Continuing with my ‘corona’ on the psalms, a series of interwoven responses to the psalter, each poem beginning with the last line of the previous poem and offering its last line to the next, we come to psalm VII, a psalm of complete trust in God but also a psalm about his judgement. This psalm contains the crucial insight that in the end evil is self destructive, that it contains the seeds of its own demise:

He hath graven and digged up a pit: and is fallen on himself into the destruction that he made for other.

For his travail shall come upon his own head: and his wickedness shall fall on his own pate.

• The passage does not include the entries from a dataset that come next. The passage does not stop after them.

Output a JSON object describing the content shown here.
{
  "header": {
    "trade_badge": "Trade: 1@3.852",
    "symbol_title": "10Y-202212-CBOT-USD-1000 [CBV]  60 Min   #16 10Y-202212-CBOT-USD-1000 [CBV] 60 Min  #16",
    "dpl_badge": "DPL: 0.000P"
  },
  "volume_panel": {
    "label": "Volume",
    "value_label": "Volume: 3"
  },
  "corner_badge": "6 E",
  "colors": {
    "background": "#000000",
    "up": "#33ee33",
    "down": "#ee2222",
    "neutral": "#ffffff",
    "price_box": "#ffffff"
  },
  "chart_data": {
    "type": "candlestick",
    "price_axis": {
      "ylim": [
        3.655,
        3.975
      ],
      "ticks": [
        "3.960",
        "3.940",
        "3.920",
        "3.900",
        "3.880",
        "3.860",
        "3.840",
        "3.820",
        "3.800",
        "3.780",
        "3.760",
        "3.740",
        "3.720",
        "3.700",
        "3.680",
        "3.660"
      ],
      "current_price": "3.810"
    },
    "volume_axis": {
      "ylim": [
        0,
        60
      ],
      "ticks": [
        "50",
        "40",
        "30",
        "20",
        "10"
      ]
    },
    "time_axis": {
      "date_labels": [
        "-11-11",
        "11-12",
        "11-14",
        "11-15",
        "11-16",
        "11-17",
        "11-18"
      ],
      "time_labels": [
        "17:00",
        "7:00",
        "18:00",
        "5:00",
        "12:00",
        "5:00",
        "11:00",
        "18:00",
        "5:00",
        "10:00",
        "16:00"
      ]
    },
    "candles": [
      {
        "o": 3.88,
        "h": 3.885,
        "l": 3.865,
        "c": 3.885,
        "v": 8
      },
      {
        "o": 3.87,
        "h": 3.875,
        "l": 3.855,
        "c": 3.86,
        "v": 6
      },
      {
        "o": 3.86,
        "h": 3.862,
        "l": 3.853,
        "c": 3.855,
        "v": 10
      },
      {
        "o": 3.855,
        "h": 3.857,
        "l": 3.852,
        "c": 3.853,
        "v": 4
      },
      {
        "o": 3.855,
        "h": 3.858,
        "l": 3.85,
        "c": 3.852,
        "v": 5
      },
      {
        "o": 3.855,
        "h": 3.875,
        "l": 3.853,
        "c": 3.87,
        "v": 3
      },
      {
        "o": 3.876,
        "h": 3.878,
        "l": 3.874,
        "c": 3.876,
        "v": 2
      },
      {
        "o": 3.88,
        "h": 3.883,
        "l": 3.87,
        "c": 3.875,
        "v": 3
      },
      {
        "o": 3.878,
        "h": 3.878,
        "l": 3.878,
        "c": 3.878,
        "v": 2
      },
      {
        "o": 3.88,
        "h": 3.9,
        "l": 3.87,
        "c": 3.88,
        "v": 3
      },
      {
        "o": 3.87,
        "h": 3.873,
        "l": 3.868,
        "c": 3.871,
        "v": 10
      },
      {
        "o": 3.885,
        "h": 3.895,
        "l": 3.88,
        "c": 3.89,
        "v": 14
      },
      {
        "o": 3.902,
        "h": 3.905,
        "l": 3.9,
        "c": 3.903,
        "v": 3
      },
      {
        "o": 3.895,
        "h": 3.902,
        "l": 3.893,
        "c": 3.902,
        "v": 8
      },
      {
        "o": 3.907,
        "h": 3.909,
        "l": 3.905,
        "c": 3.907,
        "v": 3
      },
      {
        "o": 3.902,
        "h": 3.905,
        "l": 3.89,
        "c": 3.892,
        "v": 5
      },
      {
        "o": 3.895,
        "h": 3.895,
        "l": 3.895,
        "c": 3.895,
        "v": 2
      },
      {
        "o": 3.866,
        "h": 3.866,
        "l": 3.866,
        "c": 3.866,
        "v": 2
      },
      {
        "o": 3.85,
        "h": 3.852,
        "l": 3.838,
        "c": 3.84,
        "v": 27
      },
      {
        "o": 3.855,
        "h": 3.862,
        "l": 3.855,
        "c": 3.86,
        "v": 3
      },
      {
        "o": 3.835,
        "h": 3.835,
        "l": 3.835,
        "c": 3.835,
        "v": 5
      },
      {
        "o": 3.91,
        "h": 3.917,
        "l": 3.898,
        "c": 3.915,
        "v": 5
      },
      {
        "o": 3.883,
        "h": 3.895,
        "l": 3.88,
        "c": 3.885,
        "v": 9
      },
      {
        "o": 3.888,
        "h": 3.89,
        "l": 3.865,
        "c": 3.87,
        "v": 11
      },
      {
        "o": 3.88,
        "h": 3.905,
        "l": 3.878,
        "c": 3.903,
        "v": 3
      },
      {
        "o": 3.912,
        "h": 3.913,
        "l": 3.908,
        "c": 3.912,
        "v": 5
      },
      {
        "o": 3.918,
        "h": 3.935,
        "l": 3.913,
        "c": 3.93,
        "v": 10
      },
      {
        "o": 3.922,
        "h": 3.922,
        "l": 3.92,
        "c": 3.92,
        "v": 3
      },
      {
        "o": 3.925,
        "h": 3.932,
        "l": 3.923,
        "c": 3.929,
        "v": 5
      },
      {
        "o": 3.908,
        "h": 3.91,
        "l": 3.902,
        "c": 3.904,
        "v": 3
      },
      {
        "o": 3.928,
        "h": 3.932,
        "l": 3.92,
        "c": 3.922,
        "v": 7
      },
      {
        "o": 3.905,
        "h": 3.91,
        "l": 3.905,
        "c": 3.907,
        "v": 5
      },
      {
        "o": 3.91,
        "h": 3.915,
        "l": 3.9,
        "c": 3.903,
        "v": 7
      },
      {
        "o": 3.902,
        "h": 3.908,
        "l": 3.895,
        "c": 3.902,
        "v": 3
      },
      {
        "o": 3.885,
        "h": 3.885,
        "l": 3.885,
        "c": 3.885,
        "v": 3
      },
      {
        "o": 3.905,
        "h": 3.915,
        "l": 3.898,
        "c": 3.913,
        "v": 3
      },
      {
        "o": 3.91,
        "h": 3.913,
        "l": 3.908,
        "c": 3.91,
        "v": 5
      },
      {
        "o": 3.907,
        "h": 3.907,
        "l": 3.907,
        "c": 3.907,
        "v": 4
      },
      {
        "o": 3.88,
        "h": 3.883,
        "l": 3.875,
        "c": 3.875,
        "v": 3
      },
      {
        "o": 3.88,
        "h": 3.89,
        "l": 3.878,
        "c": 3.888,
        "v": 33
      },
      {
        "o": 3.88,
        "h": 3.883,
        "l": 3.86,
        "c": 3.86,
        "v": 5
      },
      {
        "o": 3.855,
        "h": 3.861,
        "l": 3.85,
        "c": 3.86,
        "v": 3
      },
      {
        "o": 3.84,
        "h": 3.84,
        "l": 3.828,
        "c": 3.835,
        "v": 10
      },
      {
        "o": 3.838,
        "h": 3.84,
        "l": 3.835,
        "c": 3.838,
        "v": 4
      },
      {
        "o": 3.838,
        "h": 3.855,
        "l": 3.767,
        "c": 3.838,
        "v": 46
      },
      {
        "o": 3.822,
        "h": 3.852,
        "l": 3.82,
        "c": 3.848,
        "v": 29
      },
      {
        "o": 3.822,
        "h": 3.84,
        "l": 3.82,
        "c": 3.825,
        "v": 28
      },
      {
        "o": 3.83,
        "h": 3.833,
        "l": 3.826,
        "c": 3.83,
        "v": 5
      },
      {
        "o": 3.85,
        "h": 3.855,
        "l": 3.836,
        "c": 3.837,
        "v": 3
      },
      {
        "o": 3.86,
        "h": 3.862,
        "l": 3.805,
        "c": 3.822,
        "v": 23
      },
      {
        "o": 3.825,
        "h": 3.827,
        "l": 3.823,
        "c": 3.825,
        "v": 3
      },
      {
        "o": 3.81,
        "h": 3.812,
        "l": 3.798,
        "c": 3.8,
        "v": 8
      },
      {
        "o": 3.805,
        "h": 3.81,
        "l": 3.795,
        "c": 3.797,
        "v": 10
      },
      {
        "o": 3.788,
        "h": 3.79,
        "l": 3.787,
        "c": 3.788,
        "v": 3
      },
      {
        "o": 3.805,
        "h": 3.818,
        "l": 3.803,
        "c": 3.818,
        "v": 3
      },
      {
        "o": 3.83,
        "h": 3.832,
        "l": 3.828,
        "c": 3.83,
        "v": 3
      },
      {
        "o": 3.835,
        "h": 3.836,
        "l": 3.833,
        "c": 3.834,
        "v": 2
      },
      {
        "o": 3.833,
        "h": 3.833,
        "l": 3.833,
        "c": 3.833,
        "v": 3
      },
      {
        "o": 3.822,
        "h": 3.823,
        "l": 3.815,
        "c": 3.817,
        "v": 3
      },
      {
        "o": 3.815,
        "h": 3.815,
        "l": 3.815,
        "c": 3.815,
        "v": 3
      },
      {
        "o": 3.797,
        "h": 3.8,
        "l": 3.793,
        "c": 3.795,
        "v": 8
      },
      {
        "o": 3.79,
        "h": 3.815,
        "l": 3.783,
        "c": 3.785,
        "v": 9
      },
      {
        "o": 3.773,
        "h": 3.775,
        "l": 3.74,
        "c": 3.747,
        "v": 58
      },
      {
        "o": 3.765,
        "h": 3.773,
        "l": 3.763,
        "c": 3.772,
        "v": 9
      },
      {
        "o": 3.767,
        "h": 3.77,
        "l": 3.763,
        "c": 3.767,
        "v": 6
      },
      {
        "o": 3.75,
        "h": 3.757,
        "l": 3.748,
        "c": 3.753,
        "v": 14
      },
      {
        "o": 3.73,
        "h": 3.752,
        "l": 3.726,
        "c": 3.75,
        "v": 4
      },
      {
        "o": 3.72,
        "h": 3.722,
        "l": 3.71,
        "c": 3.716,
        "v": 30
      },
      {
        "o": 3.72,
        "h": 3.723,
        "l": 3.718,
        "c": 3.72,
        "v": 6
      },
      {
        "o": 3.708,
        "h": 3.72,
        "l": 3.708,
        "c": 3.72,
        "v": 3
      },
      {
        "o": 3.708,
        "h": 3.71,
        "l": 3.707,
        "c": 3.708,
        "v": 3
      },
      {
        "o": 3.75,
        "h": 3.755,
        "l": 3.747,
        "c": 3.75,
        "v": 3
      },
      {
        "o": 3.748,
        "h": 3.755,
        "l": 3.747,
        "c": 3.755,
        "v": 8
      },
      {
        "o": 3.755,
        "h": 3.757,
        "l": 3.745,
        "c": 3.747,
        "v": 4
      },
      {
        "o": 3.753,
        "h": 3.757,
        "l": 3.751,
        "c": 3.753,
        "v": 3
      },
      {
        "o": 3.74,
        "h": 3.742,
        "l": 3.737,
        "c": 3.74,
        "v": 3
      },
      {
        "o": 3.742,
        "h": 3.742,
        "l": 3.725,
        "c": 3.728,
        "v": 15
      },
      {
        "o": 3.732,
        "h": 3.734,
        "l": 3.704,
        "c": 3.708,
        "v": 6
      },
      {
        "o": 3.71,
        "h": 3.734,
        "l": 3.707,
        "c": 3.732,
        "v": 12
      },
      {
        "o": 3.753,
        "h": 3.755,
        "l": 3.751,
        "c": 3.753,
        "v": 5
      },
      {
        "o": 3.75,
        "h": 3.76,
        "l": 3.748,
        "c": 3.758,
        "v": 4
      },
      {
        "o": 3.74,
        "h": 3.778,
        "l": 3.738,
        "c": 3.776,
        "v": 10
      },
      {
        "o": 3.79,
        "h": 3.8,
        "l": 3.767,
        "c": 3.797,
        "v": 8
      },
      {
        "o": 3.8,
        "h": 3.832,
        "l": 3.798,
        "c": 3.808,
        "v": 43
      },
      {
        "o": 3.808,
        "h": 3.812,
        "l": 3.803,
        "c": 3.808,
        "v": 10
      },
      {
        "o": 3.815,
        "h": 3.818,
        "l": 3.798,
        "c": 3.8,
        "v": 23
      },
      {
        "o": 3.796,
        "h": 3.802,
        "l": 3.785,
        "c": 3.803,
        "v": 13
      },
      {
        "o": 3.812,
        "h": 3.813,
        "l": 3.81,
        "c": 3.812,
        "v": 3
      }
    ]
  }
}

This is an insight that Milton expressed very powerfully in Comus, where one of the brothers in that masque says ‘Evil will back recoil upon itself and mix no more with good’ the phrase ‘back recoil upon itself’ was probably an allusion to the way cannons recoil back when they are fired – Milton regarded such weapons as essentially a devilish invention, indeed in Paradise Lost there is a scene in Hell where the devils invent fire arms. The psalm also talks about the evil person as ‘a devouring lion’ another image I pick up in my poem, though I balance it with an allusion to the true Lion, Christ mystically shown in revelation as ‘The Conquering Lion of the Tribe of Judah”, and of course, for modern readers, to Aslan the Great Lion who is Christ in Narnia. You may like to reread the psalm in Coverdales translation, which is my source text before or after you read my poetic reflection on it. If you are new to this series here are links to the other poems:

V  III and IV  II 

As always you can hear me read the poem by clicking on the title or the ‘play’ button

VII Domine, Deus meus

Until I recognise his face at last

I’ll trust him in the dark and carry on,

Till these destructive powers fall back to dust

 

Till the devouring lions are fled and gone

Before the Great Lion in his righteousness.

Then every place where some small gleam has shown

 

Will shine within the light of holiness,

And he will prove and make me true of heart,

My lord and God, Dominus deus meus.

 

Evil can only break itself apart

Recoiling back into its own destruction

And digging its own grave. It has no part

 

In the true kingdom. All its desolation

Will fall away to nothing and be gone,

Before the splendour of the resurrection.